I am using Flink 1.12. I want to read a csv, and does tumble window group by based on processing time.
The code is as follows, but there is no output the query sql_tubmle_window
, I would like to know where the problem is
import org.apache.flink.streaming.api.scala._
import org.apache.flink.table.api.bridge.scala._
import org.apache.flink.types.Row
object Sql017_ProcessTimeAttributeDDLTest {
def main(args: Array[String]): Unit = {
val env = StreamExecutionEnvironment.getExecutionEnvironment
env.setParallelism(1)
val tenv = StreamTableEnvironment.create(env)
val ddl =
"""
create table sourceTable(
key STRING,
price DOUBLE,
pt as PROCTIME() ---processing time
) with (
'connector' = 'filesystem',
'path' = 'D:/stock_id_price.csv',
'format' = 'csv'
)
""".stripMargin(' ')
//Create the source table
tenv.executeSql(ddl)
//NOTE: The following query produces correct result
tenv.sqlQuery("select key, price, pt from sourceTable").toAppendStream[Row].print()
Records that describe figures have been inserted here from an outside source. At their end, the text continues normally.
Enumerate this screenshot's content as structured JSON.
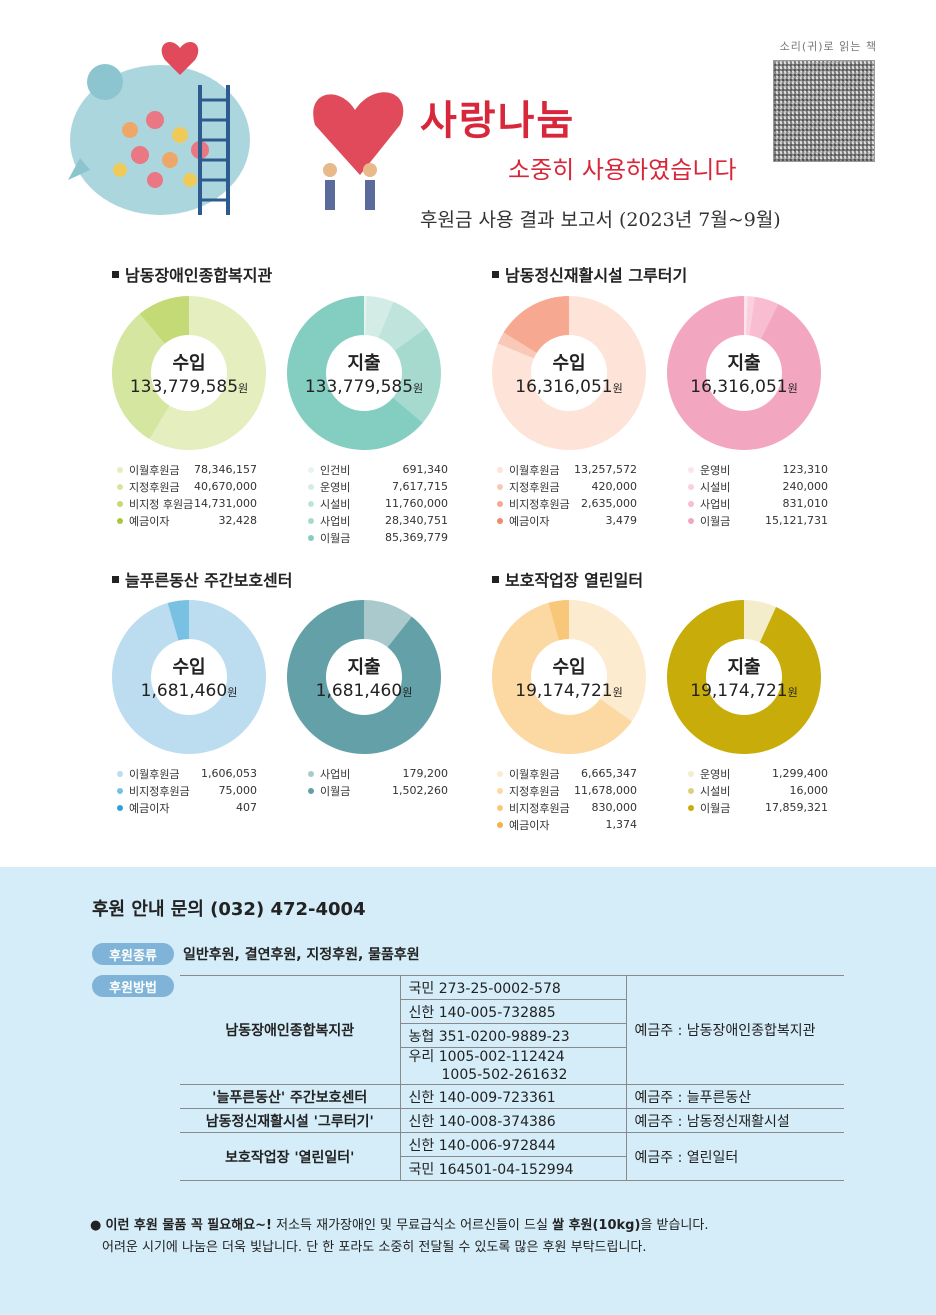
{
  "header": {
    "title": "사랑나눔",
    "subtitle": "소중히 사용하였습니다",
    "report": "후원금 사용 결과 보고서 (2023년 7월~9월)",
    "qr_label": "소리(귀)로 읽는 책"
  },
  "sections": [
    {
      "title": "남동장애인종합복지관",
      "income": {
        "label": "수입",
        "total": "133,779,585",
        "unit": "원",
        "items": [
          {
            "name": "이월후원금",
            "value": "78,346,157",
            "color": "#e4eebf"
          },
          {
            "name": "지정후원금",
            "value": "40,670,000",
            "color": "#d4e6a0"
          },
          {
            "name": "비지정 후원금",
            "value": "14,731,000",
            "color": "#c3da77"
          },
          {
            "name": "예금이자",
            "value": "32,428",
            "color": "#a9c83f"
          }
        ]
      },
      "expense": {
        "label": "지출",
        "total": "133,779,585",
        "unit": "원",
        "items": [
          {
            "name": "인건비",
            "value": "691,340",
            "color": "#e6f4f1"
          },
          {
            "name": "운영비",
            "value": "7,617,715",
            "color": "#d3ece6"
          },
          {
            "name": "시설비",
            "value": "11,760,000",
            "color": "#bfe4db"
          },
          {
            "name": "사업비",
            "value": "28,340,751",
            "color": "#a6dacf"
          },
          {
            "name": "이월금",
            "value": "85,369,779",
            "color": "#84cdc1"
          }
        ]
      }
    },
    {
      "title": "남동정신재활시설 그루터기",
      "income": {
        "label": "수입",
        "total": "16,316,051",
        "unit": "원",
        "items": [
          {
            "name": "이월후원금",
            "value": "13,257,572",
            "color": "#fde3d8"
          },
          {
            "name": "지정후원금",
            "value": "420,000",
            "color": "#fac8b6"
          },
          {
            "name": "비지정후원금",
            "value": "2,635,000",
            "color": "#f6a990"
          },
          {
            "name": "예금이자",
            "value": "3,479",
            "color": "#f08a6a"
          }
        ]
      },
      "expense": {
        "label": "지출",
        "total": "16,316,051",
        "unit": "원",
        "items": [
          {
            "name": "운영비",
            "value": "123,310",
            "color": "#fde4ec"
          },
          {
            "name": "시설비",
            "value": "240,000",
            "color": "#fbd0de"
          },
          {
            "name": "사업비",
            "value": "831,010",
            "color": "#f8bdd0"
          },
          {
            "name": "이월금",
            "value": "15,121,731",
            "color": "#f3a6c0"
          }
        ]
      }
    },
    {
      "title": "늘푸른동산 주간보호센터",
      "income": {
        "label": "수입",
        "total": "1,681,460",
        "unit": "원",
        "items": [
          {
            "name": "이월후원금",
            "value": "1,606,053",
            "color": "#bcdcef"
          },
          {
            "name": "비지정후원금",
            "value": "75,000",
            "color": "#79c1e3"
          },
          {
            "name": "예금이자",
            "value": "407",
            "color": "#2ca4d8"
          }
        ]
      },
      "expense": {
        "label": "지출",
        "total": "1,681,460",
        "unit": "원",
        "items": [
          {
            "name": "사업비",
            "value": "179,200",
            "color": "#a9c9cc"
          },
          {
            "name": "이월금",
            "value": "1,502,260",
            "color": "#64a0a8"
          }
        ]
      }
    },
    {
      "title": "보호작업장 열린일터",
      "income": {
        "label": "수입",
        "total": "19,174,721",
        "unit": "원",
        "items": [
          {
            "name": "이월후원금",
            "value": "6,665,347",
            "color": "#fdebcf"
          },
          {
            "name": "지정후원금",
            "value": "11,678,000",
            "color": "#fcd9a2"
          },
          {
            "name": "비지정후원금",
            "value": "830,000",
            "color": "#f9c77a"
          },
          {
            "name": "예금이자",
            "value": "1,374",
            "color": "#f5b04a"
          }
        ]
      },
      "expense": {
        "label": "지출",
        "total": "19,174,721",
        "unit": "원",
        "items": [
          {
            "name": "운영비",
            "value": "1,299,400",
            "color": "#f4edcc"
          },
          {
            "name": "시설비",
            "value": "16,000",
            "color": "#dccf7d"
          },
          {
            "name": "이월금",
            "value": "17,859,321",
            "color": "#c8ac0a"
          }
        ]
      }
    }
  ],
  "support": {
    "contact": "후원 안내 문의 (032) 472-4004",
    "type_label": "후원종류",
    "types": "일반후원, 결연후원, 지정후원, 물품후원",
    "method_label": "후원방법",
    "rows": [
      {
        "org": "남동장애인종합복지관",
        "accounts": [
          "국민 273-25-0002-578",
          "신한 140-005-732885",
          "농협 351-0200-9889-23",
          "우리 1005-002-112424"
        ],
        "extra": "1005-502-261632",
        "holder": "예금주 : 남동장애인종합복지관"
      },
      {
        "org": "'늘푸른동산' 주간보호센터",
        "accounts": [
          "신한 140-009-723361"
        ],
        "holder": "예금주 : 늘푸른동산"
      },
      {
        "org": "남동정신재활시설 '그루터기'",
        "accounts": [
          "신한 140-008-374386"
        ],
        "holder": "예금주 : 남동정신재활시설"
      },
      {
        "org": "보호작업장 '열린일터'",
        "accounts": [
          "신한 140-006-972844",
          "국민 164501-04-152994"
        ],
        "holder": "예금주 : 열린일터"
      }
    ],
    "note_bold1": "이런 후원 물품 꼭 필요해요~!",
    "note_text1": " 저소득 재가장애인 및 무료급식소 어르신들이 드실 ",
    "note_bold2": "쌀 후원(10kg)",
    "note_text2": "을 받습니다.",
    "note_line2": "어려운 시기에 나눔은 더욱 빛납니다. 단 한 포라도 소중히 전달될 수 있도록 많은 후원 부탁드립니다."
  }
}
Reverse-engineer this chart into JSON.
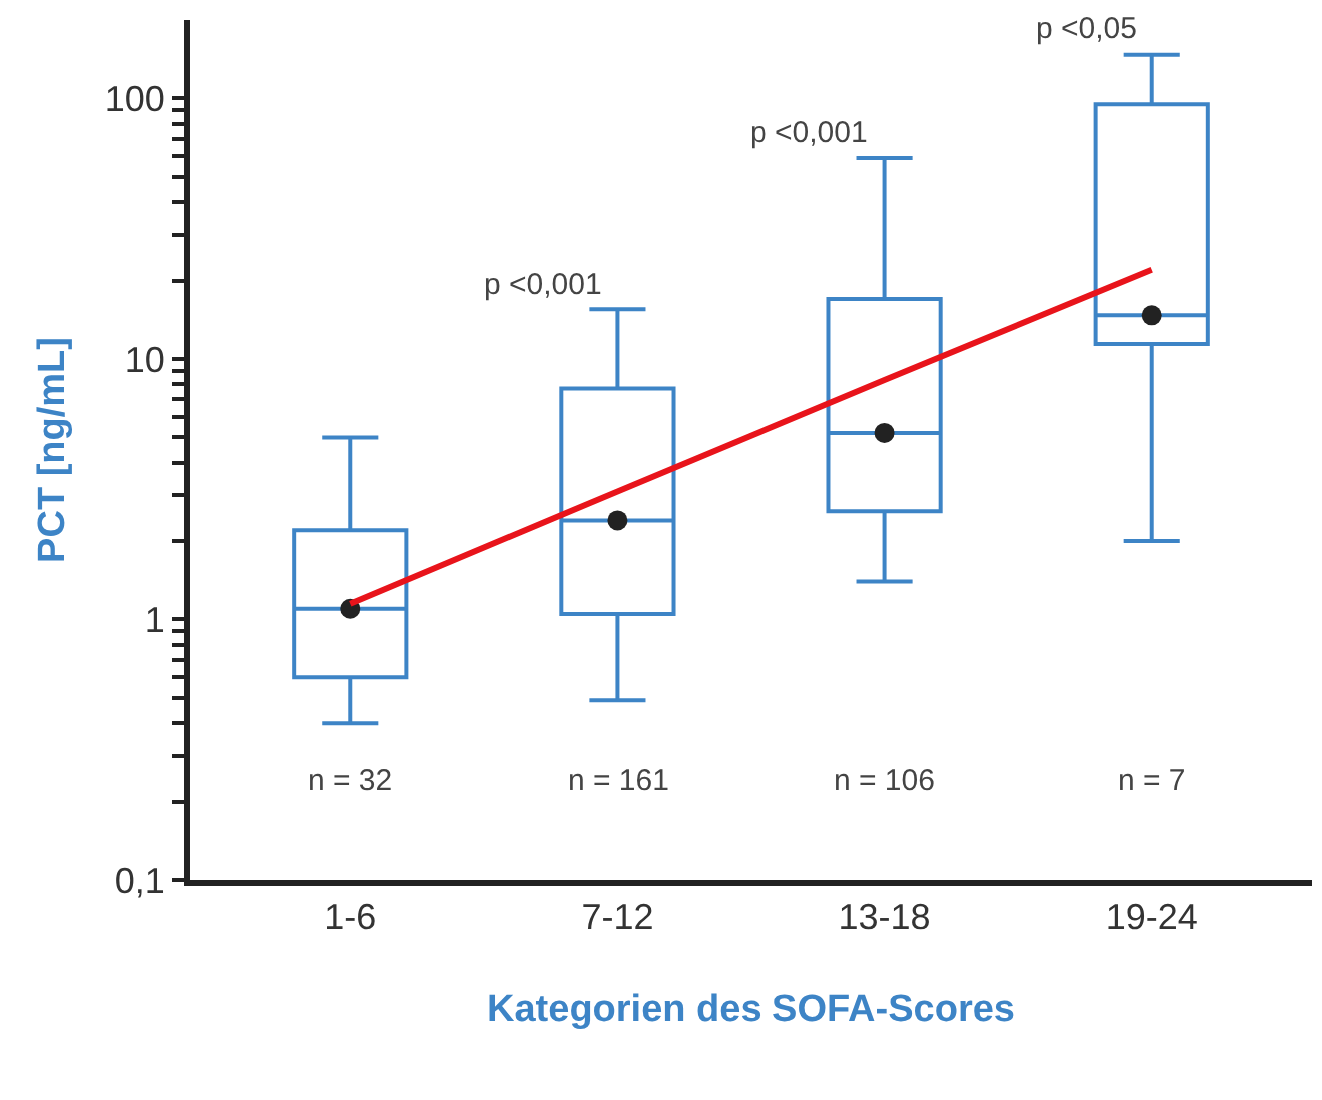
{
  "chart_data": {
    "type": "box",
    "xlabel": "Kategorien des SOFA-Scores",
    "ylabel": "PCT [ng/mL]",
    "categories": [
      "1-6",
      "7-12",
      "13-18",
      "19-24"
    ],
    "boxes": [
      {
        "low": 0.4,
        "q1": 0.6,
        "median": 1.1,
        "q3": 2.2,
        "high": 5,
        "mean": 1.1
      },
      {
        "low": 0.49,
        "q1": 1.05,
        "median": 2.4,
        "q3": 7.7,
        "high": 15.5,
        "mean": 2.4
      },
      {
        "low": 1.4,
        "q1": 2.6,
        "median": 5.2,
        "q3": 17,
        "high": 59,
        "mean": 5.2
      },
      {
        "low": 2.0,
        "q1": 11.4,
        "median": 14.7,
        "q3": 95,
        "high": 147,
        "mean": 14.7
      }
    ],
    "color": "#3d84c6",
    "series": [
      {
        "type": "line",
        "color": "#e8141b",
        "values": [
          1.15,
          3.1,
          8.3,
          22
        ]
      }
    ],
    "log": true,
    "ylim": [
      0.1,
      200
    ],
    "yticks": [
      {
        "value": 0.1,
        "label": "0,1"
      },
      {
        "value": 0.2,
        "label": null
      },
      {
        "value": 0.3,
        "label": null
      },
      {
        "value": 0.4,
        "label": null
      },
      {
        "value": 0.5,
        "label": null
      },
      {
        "value": 0.6,
        "label": null
      },
      {
        "value": 0.7,
        "label": null
      },
      {
        "value": 0.8,
        "label": null
      },
      {
        "value": 0.9,
        "label": null
      },
      1,
      {
        "value": 2,
        "label": null
      },
      {
        "value": 3,
        "label": null
      },
      {
        "value": 4,
        "label": null
      },
      {
        "value": 5,
        "label": null
      },
      {
        "value": 6,
        "label": null
      },
      {
        "value": 7,
        "label": null
      },
      {
        "value": 8,
        "label": null
      },
      {
        "value": 9,
        "label": null
      },
      10,
      {
        "value": 20,
        "label": null
      },
      {
        "value": 30,
        "label": null
      },
      {
        "value": 40,
        "label": null
      },
      {
        "value": 50,
        "label": null
      },
      {
        "value": 60,
        "label": null
      },
      {
        "value": 70,
        "label": null
      },
      {
        "value": 80,
        "label": null
      },
      {
        "value": 90,
        "label": null
      },
      100
    ],
    "annotations": [
      "p <0,001",
      "p <0,001",
      "p <0,05",
      "n = 32",
      "n = 161",
      "n = 106",
      "n = 7"
    ]
  }
}
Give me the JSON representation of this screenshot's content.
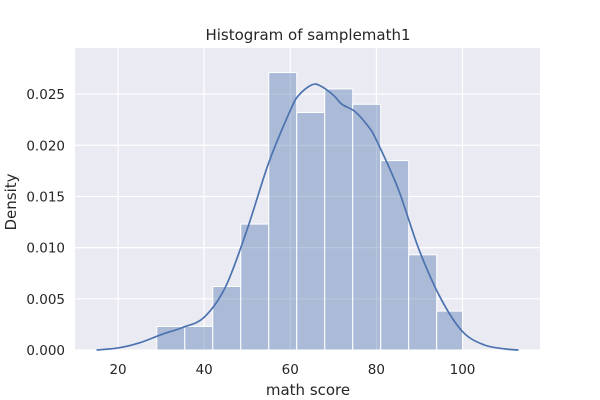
{
  "chart_data": {
    "type": "bar",
    "title": "Histogram of samplemath1",
    "xlabel": "math score",
    "ylabel": "Density",
    "xlim": [
      10,
      118
    ],
    "ylim": [
      0,
      0.0295
    ],
    "xticks": [
      20,
      40,
      60,
      80,
      100
    ],
    "yticks": [
      0.0,
      0.005,
      0.01,
      0.015,
      0.02,
      0.025
    ],
    "xtick_labels": [
      "20",
      "40",
      "60",
      "80",
      "100"
    ],
    "ytick_labels": [
      "0.000",
      "0.005",
      "0.010",
      "0.015",
      "0.020",
      "0.025"
    ],
    "grid": true,
    "bins": [
      {
        "start": 29.0,
        "end": 35.5,
        "density": 0.0023
      },
      {
        "start": 35.5,
        "end": 42.0,
        "density": 0.0023
      },
      {
        "start": 42.0,
        "end": 48.5,
        "density": 0.0062
      },
      {
        "start": 48.5,
        "end": 55.0,
        "density": 0.0123
      },
      {
        "start": 55.0,
        "end": 61.5,
        "density": 0.0271
      },
      {
        "start": 61.5,
        "end": 68.0,
        "density": 0.0232
      },
      {
        "start": 68.0,
        "end": 74.5,
        "density": 0.0255
      },
      {
        "start": 74.5,
        "end": 81.0,
        "density": 0.024
      },
      {
        "start": 81.0,
        "end": 87.5,
        "density": 0.0185
      },
      {
        "start": 87.5,
        "end": 94.0,
        "density": 0.0093
      },
      {
        "start": 94.0,
        "end": 100.0,
        "density": 0.0038
      }
    ],
    "kde": {
      "x": [
        15,
        20,
        25,
        30,
        35,
        40,
        45,
        50,
        55,
        60,
        62,
        65,
        67,
        70,
        72,
        75,
        78,
        80,
        85,
        90,
        95,
        100,
        105,
        110,
        113
      ],
      "y": [
        0.0,
        0.0002,
        0.0007,
        0.0015,
        0.0022,
        0.0032,
        0.0062,
        0.0118,
        0.0183,
        0.0234,
        0.0249,
        0.0259,
        0.0258,
        0.0249,
        0.024,
        0.0233,
        0.0219,
        0.0205,
        0.0158,
        0.0097,
        0.005,
        0.0018,
        0.0005,
        0.0001,
        0.0
      ]
    },
    "colors": {
      "background": "#eaeaf2",
      "grid": "#ffffff",
      "bar_fill": "#4c72b0",
      "bar_fill_opacity": 0.4,
      "bar_edge": "#ffffff",
      "kde_line": "#4c72b0"
    }
  }
}
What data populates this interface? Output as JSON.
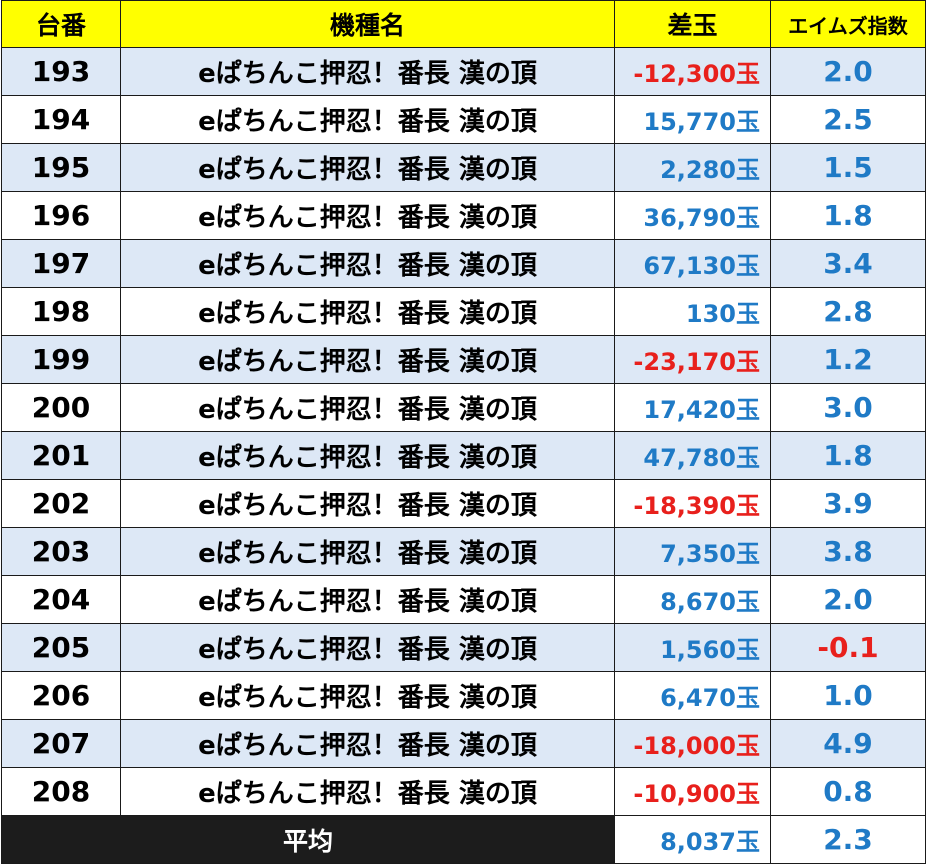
{
  "header": {
    "col_no": "台番",
    "col_model": "機種名",
    "col_diff": "差玉",
    "col_index": "エイムズ指数"
  },
  "colors": {
    "header_bg": "#ffff00",
    "row_alt_bg": "#dde8f6",
    "positive": "#1f7ac6",
    "negative": "#e8201c",
    "average_label_bg": "#1c1c1c"
  },
  "rows": [
    {
      "no": "193",
      "model": "eぱちんこ押忍！番長 漢の頂",
      "diff": "-12,300玉",
      "index": "2.0"
    },
    {
      "no": "194",
      "model": "eぱちんこ押忍！番長 漢の頂",
      "diff": "15,770玉",
      "index": "2.5"
    },
    {
      "no": "195",
      "model": "eぱちんこ押忍！番長 漢の頂",
      "diff": "2,280玉",
      "index": "1.5"
    },
    {
      "no": "196",
      "model": "eぱちんこ押忍！番長 漢の頂",
      "diff": "36,790玉",
      "index": "1.8"
    },
    {
      "no": "197",
      "model": "eぱちんこ押忍！番長 漢の頂",
      "diff": "67,130玉",
      "index": "3.4"
    },
    {
      "no": "198",
      "model": "eぱちんこ押忍！番長 漢の頂",
      "diff": "130玉",
      "index": "2.8"
    },
    {
      "no": "199",
      "model": "eぱちんこ押忍！番長 漢の頂",
      "diff": "-23,170玉",
      "index": "1.2"
    },
    {
      "no": "200",
      "model": "eぱちんこ押忍！番長 漢の頂",
      "diff": "17,420玉",
      "index": "3.0"
    },
    {
      "no": "201",
      "model": "eぱちんこ押忍！番長 漢の頂",
      "diff": "47,780玉",
      "index": "1.8"
    },
    {
      "no": "202",
      "model": "eぱちんこ押忍！番長 漢の頂",
      "diff": "-18,390玉",
      "index": "3.9"
    },
    {
      "no": "203",
      "model": "eぱちんこ押忍！番長 漢の頂",
      "diff": "7,350玉",
      "index": "3.8"
    },
    {
      "no": "204",
      "model": "eぱちんこ押忍！番長 漢の頂",
      "diff": "8,670玉",
      "index": "2.0"
    },
    {
      "no": "205",
      "model": "eぱちんこ押忍！番長 漢の頂",
      "diff": "1,560玉",
      "index": "-0.1"
    },
    {
      "no": "206",
      "model": "eぱちんこ押忍！番長 漢の頂",
      "diff": "6,470玉",
      "index": "1.0"
    },
    {
      "no": "207",
      "model": "eぱちんこ押忍！番長 漢の頂",
      "diff": "-18,000玉",
      "index": "4.9"
    },
    {
      "no": "208",
      "model": "eぱちんこ押忍！番長 漢の頂",
      "diff": "-10,900玉",
      "index": "0.8"
    }
  ],
  "average": {
    "label": "平均",
    "diff": "8,037玉",
    "index": "2.3"
  }
}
//there is no output for the tumble group by query
val sql_tumble_window =
"""
SELECT
TUMBLE_START(pt, INTERVAL '4' second),
TUMBLE_END(pt, INTERVAL '4' second),
sum(price),
'FLAG'
FROM sourceTable
GROUP BY TUMBLE(pt, INTERVAL '4' second)
""".stripMargin(' ')
println("=" * 20)
println("=" * 20)
//There is no output for this sql query
tenv.sqlQuery(sql_tumble_window).toAppendStream[Row].print()
env.execute()
Thread.sleep(20 * 1000)
}
}
The problem is that the job runs to completion before the window has a chance to fire.
When a Flink streaming job is run with a bounded input (such as a file), the job ends once it has fully consumed and processed the input. Meanwhile, the 4-second-long processing time window will be triggered whenever the time of day happens to be an exact multiple of 4 seconds since the epoch -- which is unlikely to occur unless the CSV file is very long.
You might expect the 20-second-long sleep to take care of this. But the sleep is happening in the Flink client after it submits the job to the cluster. This does not affect the execution of the streaming job itself.